Clonal hematopoiesis of indeterminate potential- a potential risk factor for GI malignancies Free

Introduction

Clonal hematopoiesis of indeterminate potential (CHIP) occurs when a hematopoietic stem cell undergoes clonal proliferation as a part of normal aging. Commonly involved genes include DNMT3A, TET2, ASXL1, and JAK2 and rarely, KRAS, PIK3CAand EGFR. Most people are asymptomatic, but it can seldom lead to myelodysplastic syndrome and acute myeloid leukemia. More commonly, these disorders lead to a proinflammatory state, increasing the risk of cardiovascular disease at similar rates as metabolic risk factors. In recent years, the association with non-hematological malignancies, especially gastrointestinal cancers, has been studied. In the review, we have summarized the association of GI malignancies with CHIP and the mutations that increase such risk.

Methods

Among patients with CHIP (P), the risk of gastrointestinal malignancy (O) compared to individuals without CH (C), based on observational studies (E) was studied. PubMed, Scopus, Google Scholar, Embase, Cochrane Library, Web of Science, and Crossref were explored for observational studies exploring the association. After excluding duplicates, case reports, and animal studies, 7 studies were selected. From the seven studies, only 5 exclusively focused on gastrointestinal malignancy. It included 3 case-control and 2 cohort studies. PRISMA guidelines were followed, and the Cochrane risk of bias tool was then used for the selected studies, indicating heterogeneity due to different study types.

Results

The combined prevalence of CHIP in GI malignancies, including HCC, CRC, and pancreatic adenocarcinoma across the cohort studies, is approximately 19.7%. The pooled odds ratio of CHIP is approximately 1.24, with a 95% confidence interval of 1.11 to 1.39, suggesting a modest but statistically significant relationship. TET2 showed a consistently elevated risk across CRC and HCC. ATM had a strong association with CRC. ASXL1 and DNMT3A were associated with gastric cancer, with odds of around 2. Females and older individuals were at a higher risk.

Discussion

The possible correlation between CHIP and gastrointestinal cancer is a proinflammatory state and an impaired T cell function. TET2 mutation in macrophage and DNMT3 mutation in mast cells induce IL-6, IL-8, and TNF-alpha activity. This has been associated with inflammation in the gut lining, H. pylori, and elevation in transaminases with fibrosis.

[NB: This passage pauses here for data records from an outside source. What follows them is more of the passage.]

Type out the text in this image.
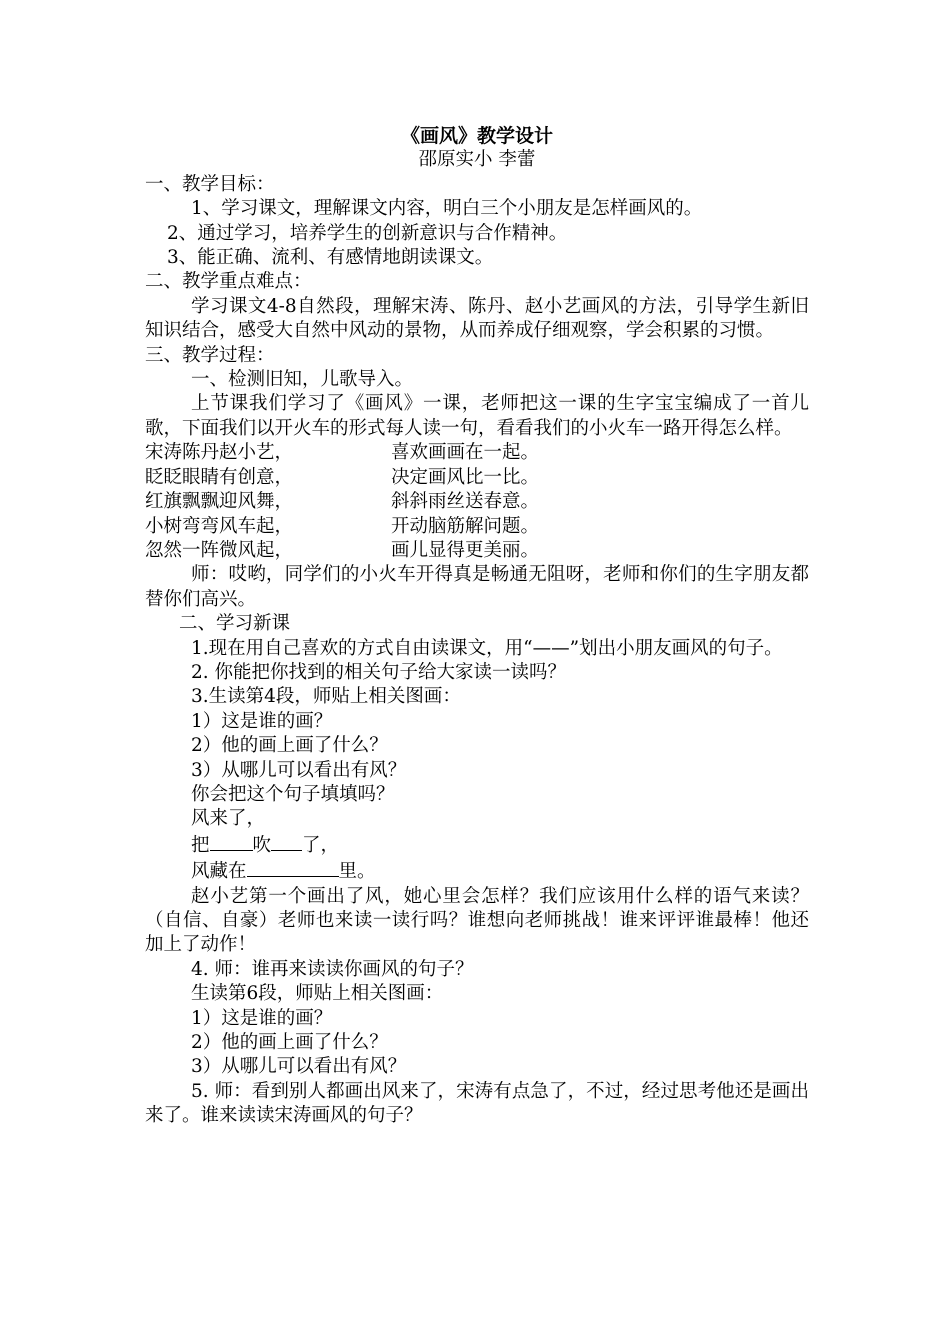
《画风》教学设计
邵原实小 李蕾
一、教学目标：
1、学习课文，理解课文内容，明白三个小朋友是怎样画风的。
2、通过学习，培养学生的创新意识与合作精神。
3、能正确、流利、有感情地朗读课文。
二、教学重点难点：
学习课文4-8自然段，理解宋涛、陈丹、赵小艺画风的方法，引导学生新旧知识结合，感受大自然中风动的景物，从而养成仔细观察，学会积累的习惯。
三、教学过程：
一、检测旧知，儿歌导入。
上节课我们学习了《画风》一课，老师把这一课的生字宝宝编成了一首儿歌，下面我们以开火车的形式每人读一句，看看我们的小火车一路开得怎么样。
宋涛陈丹赵小艺，	喜欢画画在一起。
眨眨眼睛有创意，	决定画风比一比。
红旗飘飘迎风舞，	斜斜雨丝送春意。
小树弯弯风车起，	开动脑筋解问题。
忽然一阵微风起，	画儿显得更美丽。
师：哎哟，同学们的小火车开得真是畅通无阻呀，老师和你们的生字朋友都替你们高兴。
二、学习新课
1.现在用自己喜欢的方式自由读课文，用“——”划出小朋友画风的句子。
2. 你能把你找到的相关句子给大家读一读吗？
3.生读第4段，师贴上相关图画：
1）这是谁的画？
2）他的画上画了什么？
3）从哪儿可以看出有风？
你会把这个句子填填吗？
风来了，
把 吹 了，
风藏在	里。
赵小艺第一个画出了风，她心里会怎样？我们应该用什么样的语气来读？（自信、自豪）老师也来读一读行吗？谁想向老师挑战！谁来评评谁最棒！他还加上了动作！
4. 师：谁再来读读你画风的句子？
生读第6段，师贴上相关图画：
1）这是谁的画？
2）他的画上画了什么？
3）从哪儿可以看出有风？
5. 师：看到别人都画出风来了，宋涛有点急了，不过，经过思考他还是画出来了。谁来读读宋涛画风的句子？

These have been risk factors in GI malignancies, hence indicating an indirect causation. However, the incidence is higher in older individuals. Age might be a confounding factor since CHIP and malignancies both occur in the older population, and a higher incidence amongst that group reflects the same.

Conclusion

CHIP has been associated with GI malignancies in previous studies and our review. Causation has been implicated by a pro-inflammatory state and indirect risks. However, limitations, including confounding with age, need to be explored. Currently, no guidelines exist to test for CHIP or early surveillance in people with CHIP for GI malignancies. Hence, more prospective studies with age-stratified groups need to be performed to determine the link and tailor future actions accordingly.